Par conséquent, la réouverture des écoles est une "priorité" aux yeux du gouvernement, a déclaré le Premier ministre. Une priorité "pédagogique, sociale, républicaine, qu'il faut évidemment concilier avec nos impératifs sanitaires", a-t-il précisé.

Les effectifs de ces classes rouvertes ne pourront dépasser les 15 élèves, chiffre qu'Édouard Philippe avait déjà évoqué à l'Assemblée nationale le 28 avril. Il s'agit en effet de permettre le respect des gestes barrières. S'agissant du calendrier, la réouverture sera "très progressive", a-t-il également réitéré. La maternelle et l'école élémentaire seront les premières concernées à compter du 11 mai, "partout sur le territoire et sur la base du volontariat". 

À partir du 18 mai, dans les départements classés "verts", les collèges pourront rouvrir "en commençant par la 6ème et la 5ème". "Nous déciderons à la fin du mois de mai si nous pouvons rouvrir les lycées, en commençant par les lycées professionnels, début juin", a ajouté le Premier ministre. 

Des masques seront distribués aux personnels de l'Éducation nationale et aux collégiens. Leur port sera "obligatoire" pour ces derniers "lorsque les règles de distanciation sociale risquent de ne pas être respectées". 

"Pour les élèves des classes élémentaires, le port du masque n'est pas recommandé. Il est même proscrit pour les enfants de maternelle", a-t-il ajouté. 

Fractures territoriales et économiques

Le chef du gouvernement s'en dit conscient, "la situation ne sera pas identique dans toutes les écoles de toutes les communes, dans toutes les classes d'un même niveau".

"À la vérité, l'était-elle avant le confinement? On pourrait en débattre", a-t-il glissé auprès des élus de la Chambre Haute. 

Édouard Philippe concède par ailleurs que "tous les enfants" ont, en soi, besoin de pouvoir revenir à leurs chères études. "Il est un fait que certains en ont encore plus besoin", a-t-il indiqué. 

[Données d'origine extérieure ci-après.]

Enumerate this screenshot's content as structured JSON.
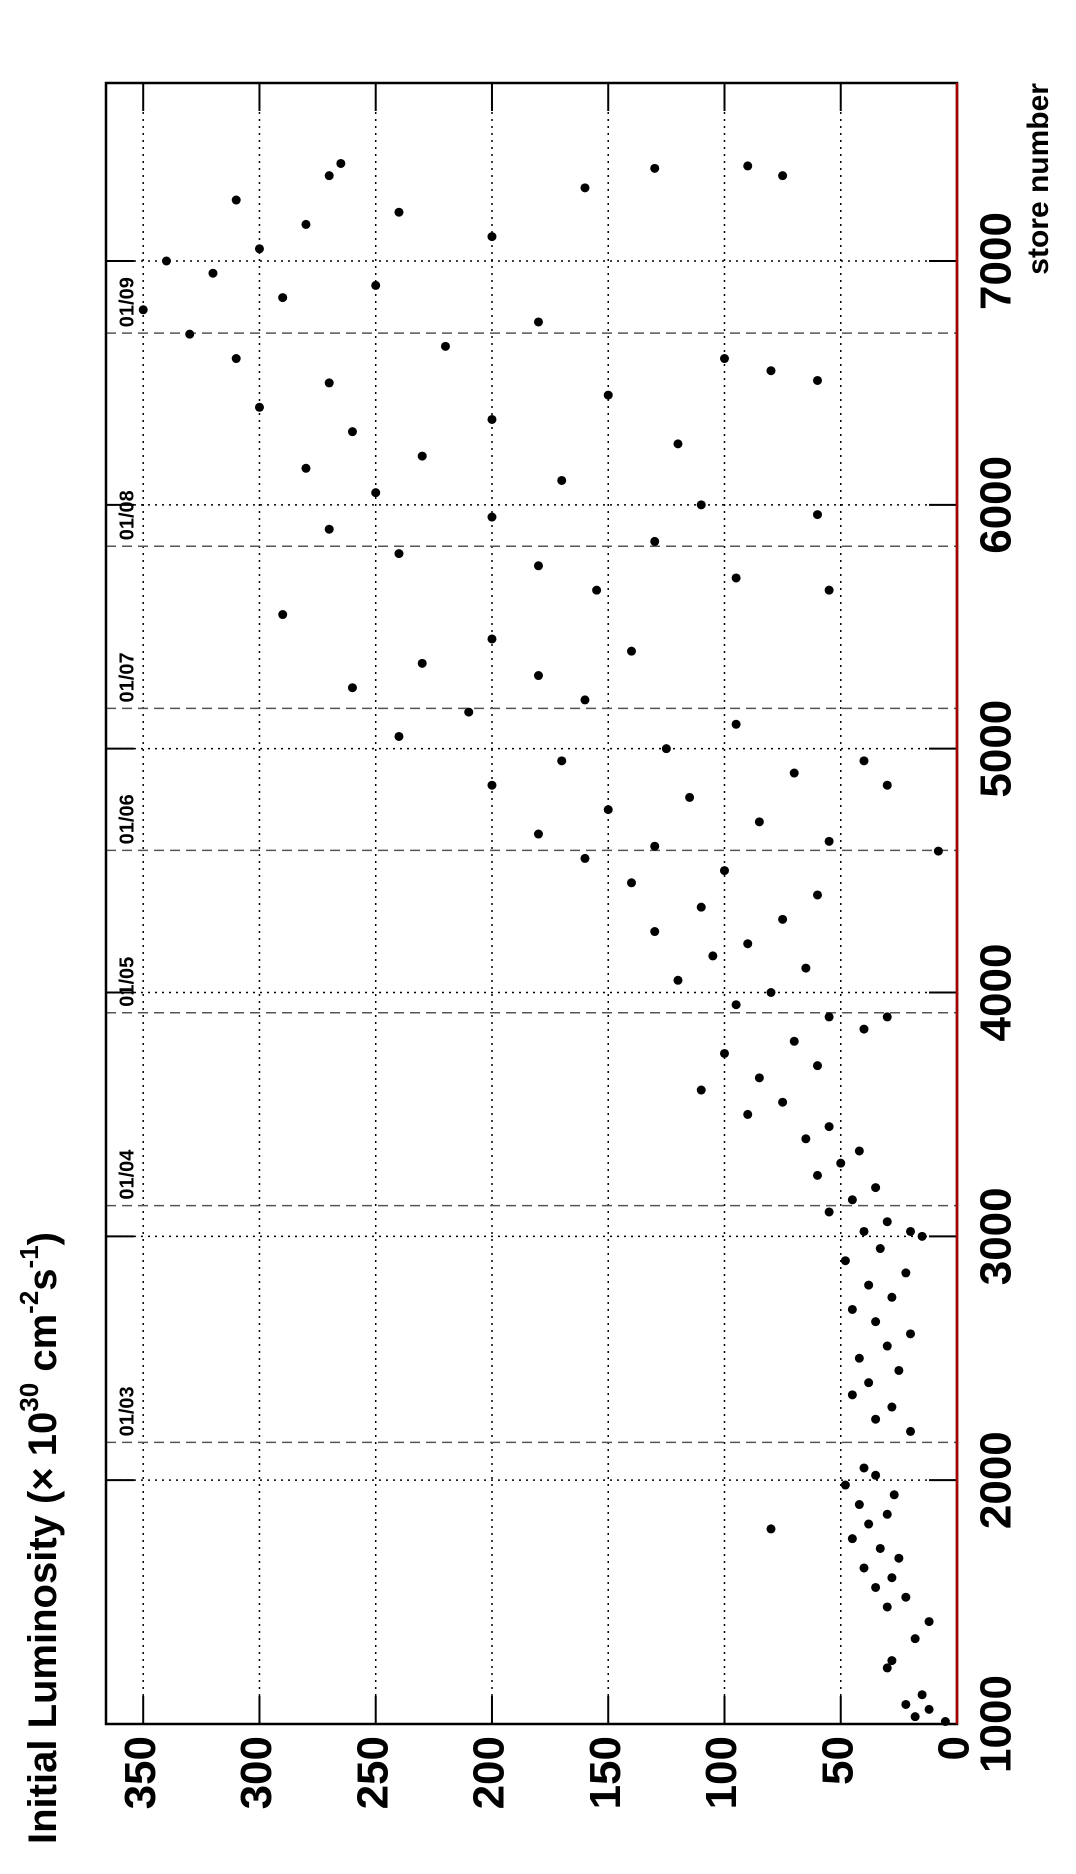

"Il est certain que les directeurs d'école, les professeurs, les services de l'Éducation nationale, les maires peuvent faire en sorte que ceux-là, et d'autres, puissent reprendre le chemin de l'école. Ne disons pas d'emblée que parce que cela n'est pas possible partout, cela ne devrait avoir lieu nulle part. Chaque retour à l'école sera une bonne nouvelle", a développé le Premier ministre. 

Ce dernier en a appelé au "discernement" de chacun pour que la limite de 15 élèves par classe soit respectée. Ceux qui sont dans une situation moins précaire devront continuer à étudier, mais depuis chez eux, ou dans des locaux périscolaires.